Dérangeants ados

Ken Park, de Larry Clark (sorti à Paris le 8 octobre)

Publié le 13 octobre 2003 Lecture : 2 minutes.

Pour un film aussi dur, cru et déroutant, rien de plus normal que de tout renverser sur son passage. Et donc de commencer l’histoire par ce qui devrait la clore, une scène où l’un des jeunes « héros » du film, celui qui lui donne son titre, Ken Park, se suicide de manière on ne peut plus spectaculaire. On ne le retrouvera devant la caméra que peu avant le générique final pour enfin savoir à quoi ressemblait sa vie avant son autodestruction brutale et sanglante.

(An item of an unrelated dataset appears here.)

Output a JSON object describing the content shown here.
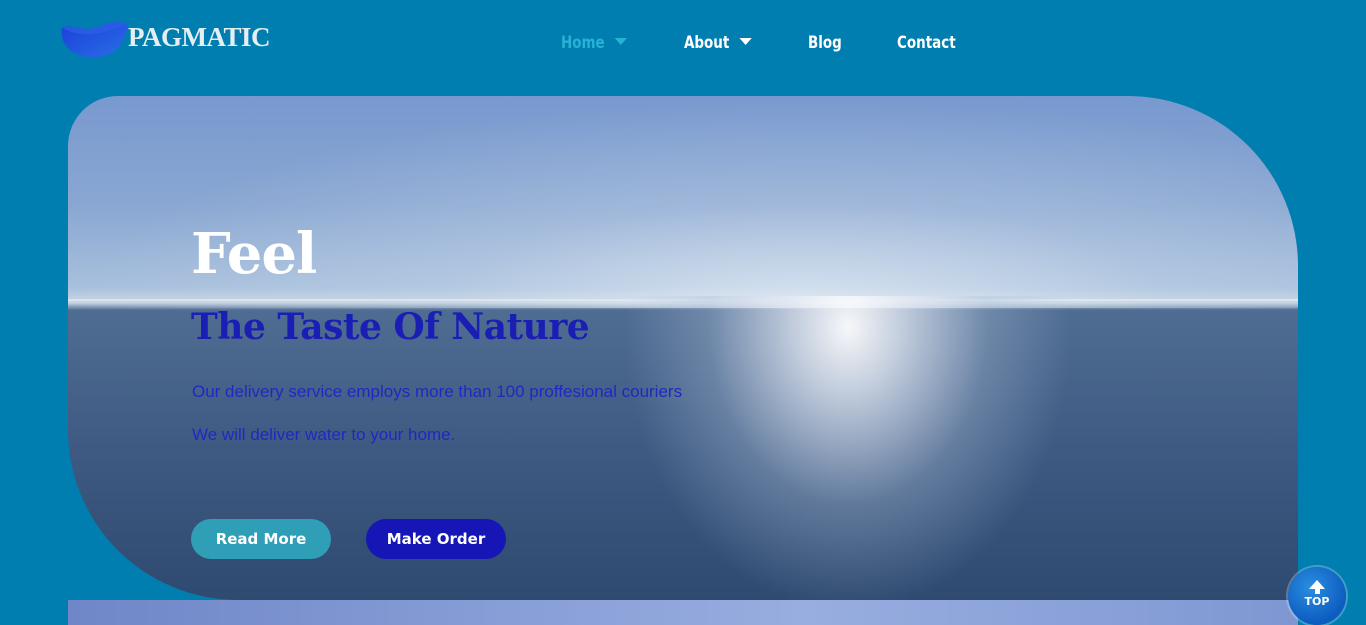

Contrairement aux apparences, le film ne se déroule pas tout à fait à la manière d’un flash back. On ne comprend pourquoi Ken Park ne supporte plus de vivre qu’après avoir suivi les histoires enchevêtrées, glauques et violentes de quatre autres adolescents, trois garçons et une fille. L’un finit par être agressé sexuellement par son chômeur de père, « beauf » comme il n’est pas permis ; le second, élevé par des grands-parents qu’il ne supporte plus et maltraite, joue parfois à s’étrangler pour parvenir à des orgasmes ; le troisième, avec son visage d’ange, se laisse volontiers séduire par la mère de sa petite amie, dont il apprécie l’expérience au lit. Quant au quatrième personnage, la belle Latino Peaches, elle doit supporter un père veuf, fanatique religieux qui débloque complètement le jour où il découvre qu’elle n’est plus vierge.

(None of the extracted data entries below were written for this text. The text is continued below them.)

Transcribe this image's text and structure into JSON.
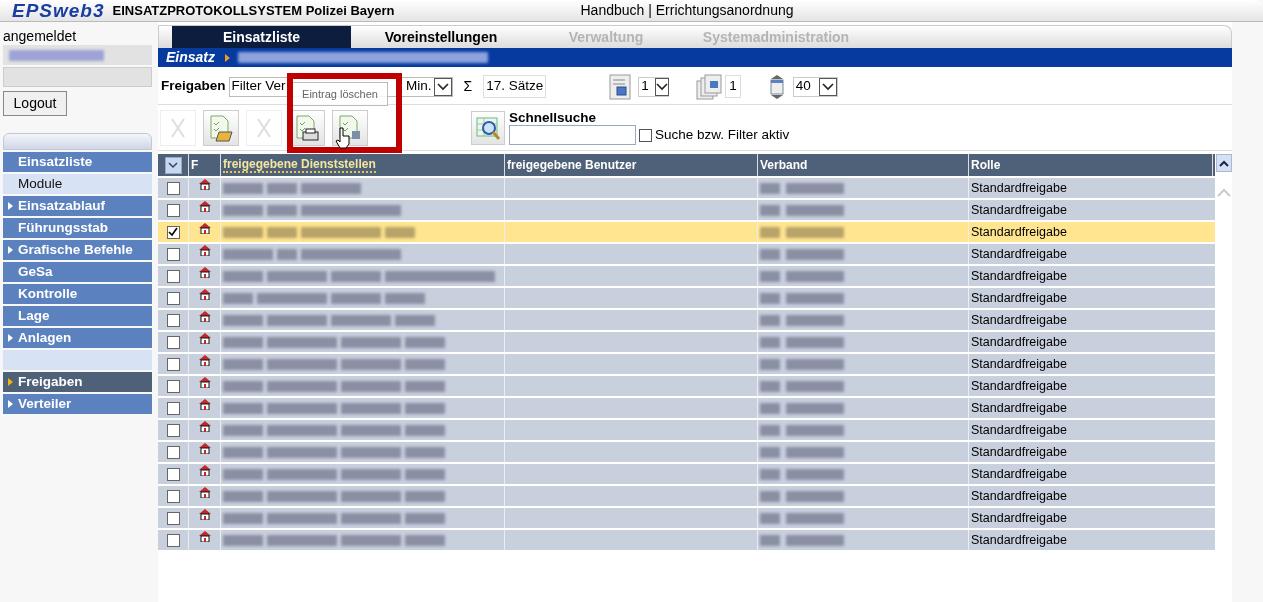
{
  "header": {
    "logo": "EPSweb3",
    "title": "EINSATZPROTOKOLLSYSTEM Polizei Bayern",
    "links": "Handbuch | Errichtungsanordnung"
  },
  "login": {
    "label": "angemeldet",
    "button": "Logout"
  },
  "sidebar": {
    "items": [
      {
        "label": "Einsatzliste",
        "kind": "section",
        "expandable": false,
        "selected": false
      },
      {
        "label": "Module",
        "kind": "subheader",
        "expandable": false,
        "selected": false
      },
      {
        "label": "Einsatzablauf",
        "kind": "section",
        "expandable": true,
        "selected": false
      },
      {
        "label": "Führungsstab",
        "kind": "section",
        "expandable": false,
        "selected": false
      },
      {
        "label": "Grafische Befehle",
        "kind": "section",
        "expandable": true,
        "selected": false
      },
      {
        "label": "GeSa",
        "kind": "section",
        "expandable": false,
        "selected": false
      },
      {
        "label": "Kontrolle",
        "kind": "section",
        "expandable": false,
        "selected": false
      },
      {
        "label": "Lage",
        "kind": "section",
        "expandable": false,
        "selected": false
      },
      {
        "label": "Anlagen",
        "kind": "section",
        "expandable": true,
        "selected": false
      },
      {
        "kind": "spacer"
      },
      {
        "label": "Freigaben",
        "kind": "section",
        "expandable": true,
        "selected": true
      },
      {
        "label": "Verteiler",
        "kind": "section",
        "expandable": true,
        "selected": false
      }
    ]
  },
  "tabs": [
    {
      "label": "Einsatzliste",
      "selected": true,
      "disabled": false
    },
    {
      "label": "Voreinstellungen",
      "selected": false,
      "disabled": false
    },
    {
      "label": "Verwaltung",
      "selected": false,
      "disabled": true
    },
    {
      "label": "Systemadministration",
      "selected": false,
      "disabled": true
    }
  ],
  "breadcrumb": {
    "title": "Einsatz"
  },
  "filter_bar": {
    "title": "Freigaben",
    "filter_text": "Filter Ver",
    "unit": "Min.",
    "sigma": "Σ",
    "count": "17. Sätze",
    "page": "1",
    "pages": "1",
    "page_size": "40"
  },
  "toolbar": {
    "buttons": [
      {
        "kind": "delete",
        "disabled": true
      },
      {
        "kind": "open",
        "disabled": false
      },
      {
        "kind": "delete",
        "disabled": true
      },
      {
        "kind": "print",
        "disabled": false
      },
      {
        "kind": "list",
        "disabled": false
      }
    ],
    "quick_search": "Schnellsuche",
    "filter_checkbox": {
      "label": "Suche bzw. Filter aktiv",
      "checked": false
    }
  },
  "tooltip": "Eintrag löschen",
  "table": {
    "columns": [
      "F",
      "freigegebene Dienststellen",
      "freigegebene Benutzer",
      "Verband",
      "Rolle"
    ],
    "rows": [
      {
        "checked": false,
        "role": "Standardfreigabe"
      },
      {
        "checked": false,
        "role": "Standardfreigabe"
      },
      {
        "checked": true,
        "role": "Standardfreigabe"
      },
      {
        "checked": false,
        "role": "Standardfreigabe"
      },
      {
        "checked": false,
        "role": "Standardfreigabe"
      },
      {
        "checked": false,
        "role": "Standardfreigabe"
      },
      {
        "checked": false,
        "role": "Standardfreigabe"
      },
      {
        "checked": false,
        "role": "Standardfreigabe"
      },
      {
        "checked": false,
        "role": "Standardfreigabe"
      },
      {
        "checked": false,
        "role": "Standardfreigabe"
      },
      {
        "checked": false,
        "role": "Standardfreigabe"
      },
      {
        "checked": false,
        "role": "Standardfreigabe"
      },
      {
        "checked": false,
        "role": "Standardfreigabe"
      },
      {
        "checked": false,
        "role": "Standardfreigabe"
      },
      {
        "checked": false,
        "role": "Standardfreigabe"
      },
      {
        "checked": false,
        "role": "Standardfreigabe"
      },
      {
        "checked": false,
        "role": "Standardfreigabe"
      }
    ]
  }
}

On l’a compris, si Ken Park raconte des histoires de famille de l’Amérique profonde, ce n’est certainement pas un film à aller voir en famille. D’aucuns le trouveront abject, voire pornographique. Ils auront tort de s’en tenir à un tel jugement, aussi compréhensible soit-il au vu des images. Affirmant vouloir montrer qu’on peut mettre en scène des jeunes sans pour autant se limiter à « des comédies bébêtes », Larry Clark, figure importante du cinéma américain indépendant depuis Kids tourné en 1995, a effectivement renouvelé le genre du film sur les adolescents. Car il a pris le risque de filmer sans aucun tabou, frontalement, les désordres et les fantasmes de cette période si particulière du passage de l’enfance vers la vie adulte à une époque, la nôtre, où, en particulier dans l’Amérique profonde, les parents n’arrivent plus à assumer leur rôle traditionnel en matière d’éducation.

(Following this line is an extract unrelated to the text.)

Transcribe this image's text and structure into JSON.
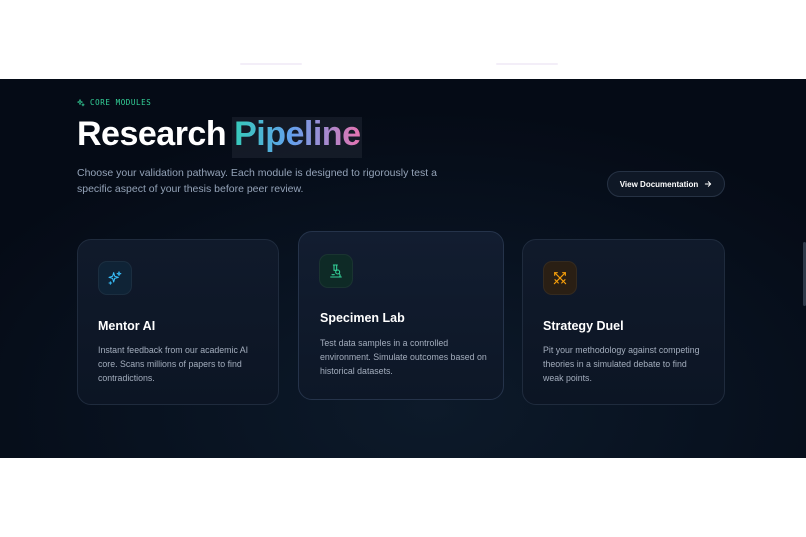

Ce qui conduit le réalisateur à décrire un univers dans lequel le désir – ce sentiment qui suppose qu’on se confronte au manque, à ce qu’on ne peut obtenir – semble avoir disparu au profit d’une recherche permanente de la jouissance immédiate et sans limites. Avec tous les débordements et les pratiques perverses que cela entraîne. Les « valeurs » caractéristiques de cet univers, fort peu humaniste et où tout se consomme et se consume, ce sont celles que des adolescents très perturbés cultivent d’une façon paroxystique dans Mais ce sont aussi, de plus en plus, celles que la culture occidentale véhicule dans le monde actuel. Voilà pourquoi le film de Larry Clark n’est pas seulement un film provocateur, à déconseiller aux âmes trop sensibles ou pudiques, mais aussi une oeuvre forte qui peut faire réfléchir, dérangeante au meilleur sens du terme.